Aber: aus eigener Erfahrung weiß ich, das der Wille Vater zu sein absolut fest in mir drin war. Natürlich kann ich ihn auch etwas sezieren, Eitelkeit, Unsterblichkeitsgelüste, Spaß etc gehören dazu, aber da ist noch mehr, was gar nicht seziert werden braucht. - Wenn ich, um endlich zum Punkt zu kommen ;-), angefangen hätte, mir die "rationalen" Dinge auszumalen, die Du anführst, hätte ich doch keine bekommen.

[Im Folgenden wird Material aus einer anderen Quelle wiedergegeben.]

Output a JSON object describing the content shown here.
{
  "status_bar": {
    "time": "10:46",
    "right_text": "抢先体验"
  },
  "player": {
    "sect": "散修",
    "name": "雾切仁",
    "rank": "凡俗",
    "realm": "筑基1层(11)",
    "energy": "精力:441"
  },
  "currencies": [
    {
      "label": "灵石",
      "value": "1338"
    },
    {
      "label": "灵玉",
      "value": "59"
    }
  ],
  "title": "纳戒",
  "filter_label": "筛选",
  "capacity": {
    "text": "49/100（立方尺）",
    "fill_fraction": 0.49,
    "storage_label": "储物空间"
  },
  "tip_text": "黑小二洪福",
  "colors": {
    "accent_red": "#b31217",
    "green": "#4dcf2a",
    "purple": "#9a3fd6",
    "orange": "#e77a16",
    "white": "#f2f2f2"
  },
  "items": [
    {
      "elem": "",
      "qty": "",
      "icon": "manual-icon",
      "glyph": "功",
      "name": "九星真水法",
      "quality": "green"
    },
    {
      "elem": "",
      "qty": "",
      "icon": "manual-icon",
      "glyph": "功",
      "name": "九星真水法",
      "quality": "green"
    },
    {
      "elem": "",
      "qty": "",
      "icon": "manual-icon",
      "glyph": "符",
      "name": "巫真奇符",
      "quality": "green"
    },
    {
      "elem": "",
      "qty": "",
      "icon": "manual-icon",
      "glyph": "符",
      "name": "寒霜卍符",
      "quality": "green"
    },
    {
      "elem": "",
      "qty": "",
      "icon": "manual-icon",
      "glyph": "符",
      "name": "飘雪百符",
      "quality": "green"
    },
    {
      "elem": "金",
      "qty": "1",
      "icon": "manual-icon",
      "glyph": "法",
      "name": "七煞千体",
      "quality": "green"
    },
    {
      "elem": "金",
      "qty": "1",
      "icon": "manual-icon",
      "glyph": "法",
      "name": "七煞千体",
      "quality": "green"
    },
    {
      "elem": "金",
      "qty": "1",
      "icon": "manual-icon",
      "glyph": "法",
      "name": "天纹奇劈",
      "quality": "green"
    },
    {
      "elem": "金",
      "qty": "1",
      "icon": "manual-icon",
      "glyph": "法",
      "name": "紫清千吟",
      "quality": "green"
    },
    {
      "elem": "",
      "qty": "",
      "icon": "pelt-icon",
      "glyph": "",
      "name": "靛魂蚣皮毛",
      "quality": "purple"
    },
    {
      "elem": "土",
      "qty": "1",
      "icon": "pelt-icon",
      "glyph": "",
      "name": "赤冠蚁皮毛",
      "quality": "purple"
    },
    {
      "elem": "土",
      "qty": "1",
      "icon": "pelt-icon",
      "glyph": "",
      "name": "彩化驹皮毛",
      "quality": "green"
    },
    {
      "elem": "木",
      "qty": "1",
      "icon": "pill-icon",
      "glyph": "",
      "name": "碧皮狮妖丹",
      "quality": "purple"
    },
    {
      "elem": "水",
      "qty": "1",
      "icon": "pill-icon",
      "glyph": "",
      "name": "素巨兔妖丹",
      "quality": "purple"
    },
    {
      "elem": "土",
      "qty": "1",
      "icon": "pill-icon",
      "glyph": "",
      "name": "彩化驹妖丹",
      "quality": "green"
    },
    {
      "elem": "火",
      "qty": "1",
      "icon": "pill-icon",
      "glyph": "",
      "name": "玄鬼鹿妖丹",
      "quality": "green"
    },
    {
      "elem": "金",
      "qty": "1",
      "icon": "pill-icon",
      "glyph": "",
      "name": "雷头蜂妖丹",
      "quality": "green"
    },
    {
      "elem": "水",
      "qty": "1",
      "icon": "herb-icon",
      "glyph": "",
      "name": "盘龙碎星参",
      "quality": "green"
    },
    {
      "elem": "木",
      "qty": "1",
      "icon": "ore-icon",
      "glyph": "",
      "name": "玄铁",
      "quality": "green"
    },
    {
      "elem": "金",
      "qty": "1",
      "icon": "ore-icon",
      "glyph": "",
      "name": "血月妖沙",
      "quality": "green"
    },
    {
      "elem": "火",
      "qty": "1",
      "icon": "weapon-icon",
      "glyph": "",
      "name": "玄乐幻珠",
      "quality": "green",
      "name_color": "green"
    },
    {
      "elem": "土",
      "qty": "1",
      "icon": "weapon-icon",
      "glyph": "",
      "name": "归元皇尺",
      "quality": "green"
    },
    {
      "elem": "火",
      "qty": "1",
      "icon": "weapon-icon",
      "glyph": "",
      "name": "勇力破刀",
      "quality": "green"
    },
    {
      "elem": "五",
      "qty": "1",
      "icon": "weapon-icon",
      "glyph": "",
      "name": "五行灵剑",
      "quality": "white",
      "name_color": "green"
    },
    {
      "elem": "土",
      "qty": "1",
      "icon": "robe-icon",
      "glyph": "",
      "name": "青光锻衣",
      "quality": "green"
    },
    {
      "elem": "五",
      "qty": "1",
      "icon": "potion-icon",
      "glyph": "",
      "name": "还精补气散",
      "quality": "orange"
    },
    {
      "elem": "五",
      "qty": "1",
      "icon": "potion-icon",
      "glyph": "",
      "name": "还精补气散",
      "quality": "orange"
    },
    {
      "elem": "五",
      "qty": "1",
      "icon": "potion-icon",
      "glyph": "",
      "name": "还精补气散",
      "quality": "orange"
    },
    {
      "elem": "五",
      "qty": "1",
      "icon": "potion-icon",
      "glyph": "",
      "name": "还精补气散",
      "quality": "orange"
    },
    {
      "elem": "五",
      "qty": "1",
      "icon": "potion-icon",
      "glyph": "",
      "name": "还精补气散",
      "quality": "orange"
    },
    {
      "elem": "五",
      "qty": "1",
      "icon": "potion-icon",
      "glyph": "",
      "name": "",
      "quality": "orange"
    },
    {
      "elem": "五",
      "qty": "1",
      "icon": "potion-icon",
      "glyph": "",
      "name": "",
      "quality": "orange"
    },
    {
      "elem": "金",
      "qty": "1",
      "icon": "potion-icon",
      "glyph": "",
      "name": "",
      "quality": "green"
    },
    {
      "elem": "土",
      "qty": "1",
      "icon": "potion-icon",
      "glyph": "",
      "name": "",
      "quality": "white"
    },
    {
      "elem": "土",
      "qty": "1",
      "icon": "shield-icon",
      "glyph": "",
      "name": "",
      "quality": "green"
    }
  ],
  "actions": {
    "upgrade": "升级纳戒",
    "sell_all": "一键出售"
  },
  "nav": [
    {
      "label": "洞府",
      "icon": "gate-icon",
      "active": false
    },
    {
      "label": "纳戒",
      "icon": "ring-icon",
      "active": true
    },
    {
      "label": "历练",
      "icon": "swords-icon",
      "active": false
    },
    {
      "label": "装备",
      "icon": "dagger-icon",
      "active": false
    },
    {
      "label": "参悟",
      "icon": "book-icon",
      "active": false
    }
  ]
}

Wenn ich wirklich alles überlege, von der Umwelt (nicht im rein "Öko"-Sinne) über die Zukunftsaussichten über mein eigenes arg geschmäleres Einkommen bis hin zum Wissen, das ich die Sünden meiner Eltern widerhole und schon jetzt in beide Kinder Psychosen gesetzt habe, die ich später sicherlich vom "Drogenterapeuthen" meiner Kinder serviert bekomme - dann hätte ich doch besser keine Kinder bekommen.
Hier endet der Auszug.